Ramu NarasingaRamu Narasinga
2 min read

In this article, you will learn how to use the tiktoken package to tokenize text for OpenAI LLMs. We will look at:

  1. What is tiktoken?

  2. tiktoken usage examples in Tiktokenizer app.

What is tiktoken?

If you need a programmatic interface for tokenizing text, check out tiktoken package for Python.
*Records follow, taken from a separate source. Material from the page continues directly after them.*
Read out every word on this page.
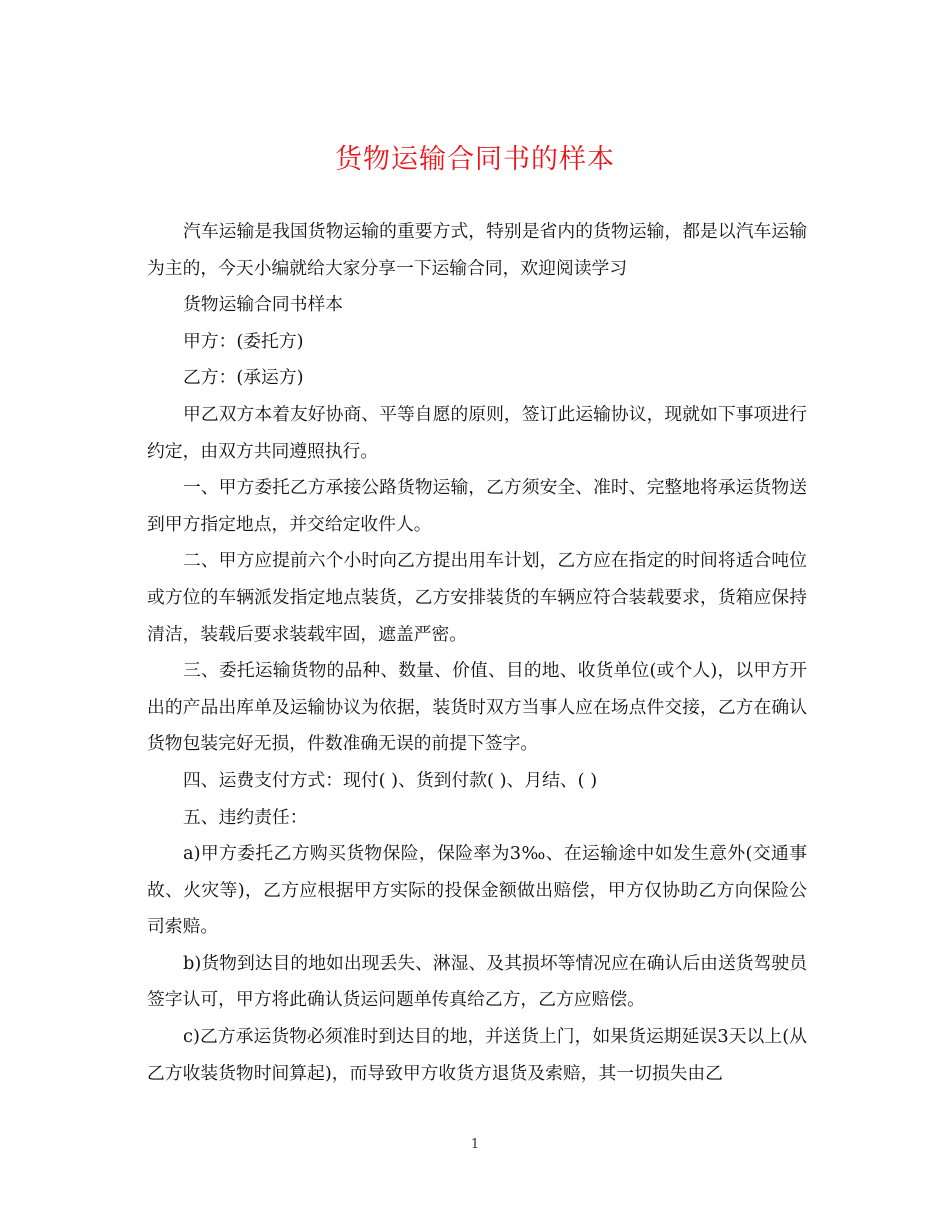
货物运输合同书的样本

汽车运输是我国货物运输的重要方式，特别是省内的货物运输，都是以汽车运输为主的，今天小编就给大家分享一下运输合同，欢迎阅读学习

货物运输合同书样本

甲方：(委托方)

乙方：(承运方)

甲乙双方本着友好协商、平等自愿的原则，签订此运输协议，现就如下事项进行约定，由双方共同遵照执行。

一、甲方委托乙方承接公路货物运输，乙方须安全、准时、完整地将承运货物送到甲方指定地点，并交给定收件人。

二、甲方应提前六个小时向乙方提出用车计划，乙方应在指定的时间将适合吨位或方位的车辆派发指定地点装货，乙方安排装货的车辆应符合装载要求，货箱应保持清洁，装载后要求装载牢固，遮盖严密。

三、委托运输货物的品种、数量、价值、目的地、收货单位(或个人)，以甲方开出的产品出库单及运输协议为依据，装货时双方当事人应在场点件交接，乙方在确认货物包装完好无损，件数准确无误的前提下签字。

四、运费支付方式：现付( )、货到付款( )、月结、( )

五、违约责任：

a)甲方委托乙方购买货物保险，保险率为3‰、在运输途中如发生意外(交通事故、火灾等)，乙方应根据甲方实际的投保金额做出赔偿，甲方仅协助乙方向保险公司索赔。

b)货物到达目的地如出现丢失、淋湿、及其损坏等情况应在确认后由送货驾驶员签字认可，甲方将此确认货运问题单传真给乙方，乙方应赔偿。

c)乙方承运货物必须准时到达目的地，并送货上门，如果货运期延误3天以上(从乙方收装货物时间算起)，而导致甲方收货方退货及索赔，其一切损失由乙

1
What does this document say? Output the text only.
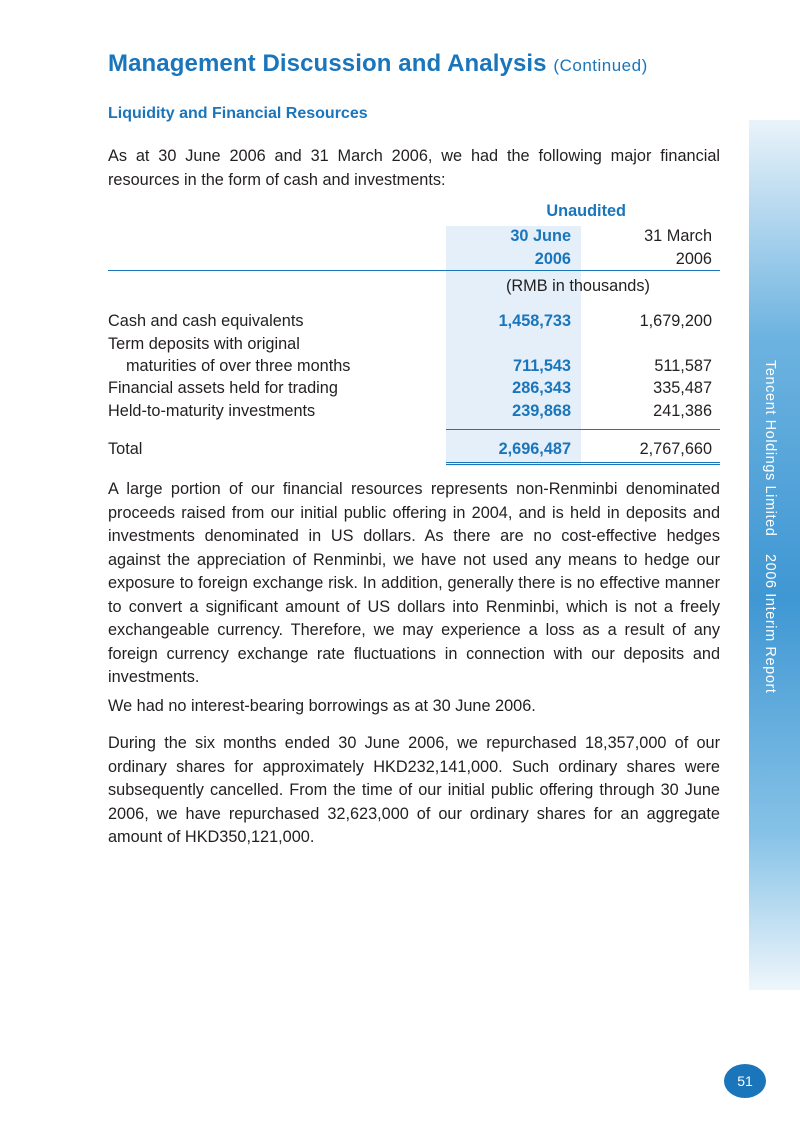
Tencent Holdings Limited2006 Interim Report
Management Discussion and Analysis (Continued)
Liquidity and Financial Resources

As at 30 June 2006 and 31 March 2006, we had the following major financial resources in the form of cash and investments:

Unaudited
30 June
2006
31 March
2006
(RMB in thousands)
Cash and cash equivalents	1,458,733	1,679,200
Term deposits with original
maturities of over three months	711,543	511,587
Financial assets held for trading	286,343	335,487
Held-to-maturity investments	239,868	241,386
Total	2,696,487	2,767,660

A large portion of our financial resources represents non-Renminbi denominated proceeds raised from our initial public offering in 2004, and is held in deposits and investments denominated in US dollars. As there are no cost-effective hedges against the appreciation of Renminbi, we have not used any means to hedge our exposure to foreign exchange risk. In addition, generally there is no effective manner to convert a significant amount of US dollars into Renminbi, which is not a freely exchangeable currency. Therefore, we may experience a loss as a result of any foreign currency exchange rate fluctuations in connection with our deposits and investments.

We had no interest-bearing borrowings as at 30 June 2006.

During the six months ended 30 June 2006, we repurchased 18,357,000 of our ordinary shares for approximately HKD232,141,000. Such ordinary shares were subsequently cancelled. From the time of our initial public offering through 30 June 2006, we have repurchased 32,623,000 of our ordinary shares for an aggregate amount of HKD350,121,000.

51
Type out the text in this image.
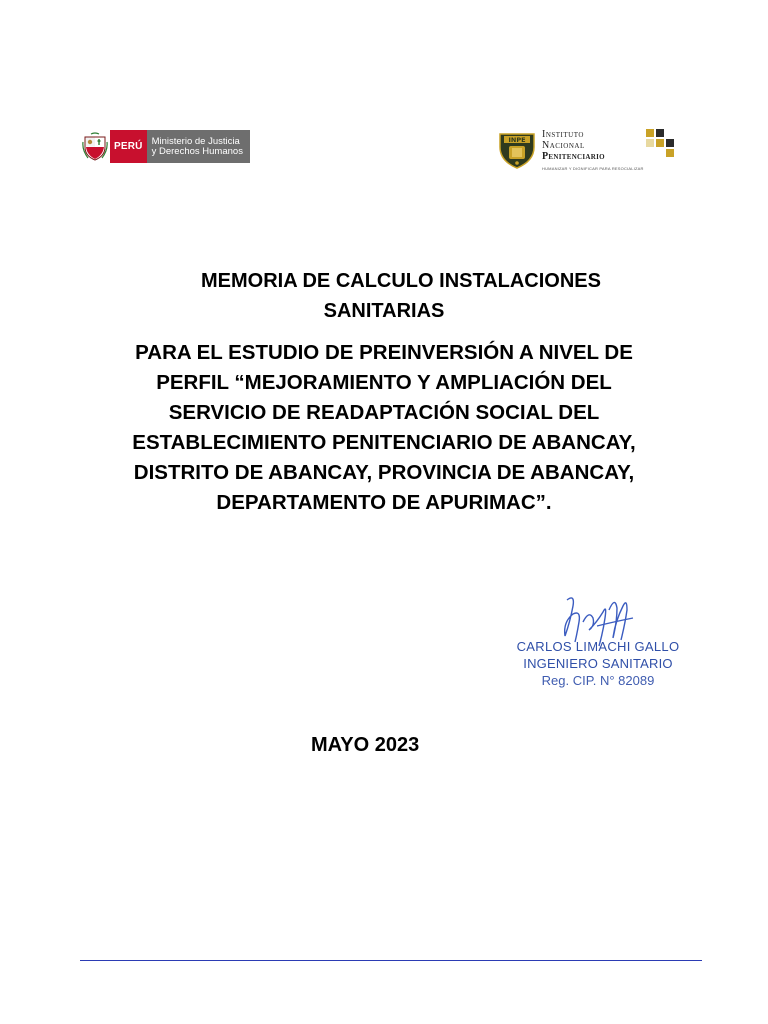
PERÚ Ministerio de Justicia
y Derechos Humanos
INPE Instituto
Nacional
Penitenciario
HUMANIZAR Y DIGNIFICAR PARA RESOCIALIZAR
MEMORIA DE CALCULO INSTALACIONES
SANITARIAS
PARA EL ESTUDIO DE PREINVERSIÓN A NIVEL DE
PERFIL “MEJORAMIENTO Y AMPLIACIÓN DEL
SERVICIO DE READAPTACIÓN SOCIAL DEL
ESTABLECIMIENTO PENITENCIARIO DE ABANCAY,
DISTRITO DE ABANCAY, PROVINCIA DE ABANCAY,
DEPARTAMENTO DE APURIMAC”.
CARLOS LIMACHI GALLO
INGENIERO SANITARIO
Reg. CIP. N° 82089
MAYO 2023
For JavaScript, the community-supported @dbdq/tiktoken package works with most GPT models.

This @dbdq/tiktoken is officially recommended by the OpenAI and it is community supported.

tiktoken is a BPE tokeniser for use with OpenAI’s models, forked from the original tiktoken library to provide JS/WASM bindings for NodeJS and other JS runtimes.

This repository contains the following packages:

  • tiktoken (formally hosted at @dqbd/tiktoken): WASM bindings for the original Python library, providing full 1-to-1 feature parity.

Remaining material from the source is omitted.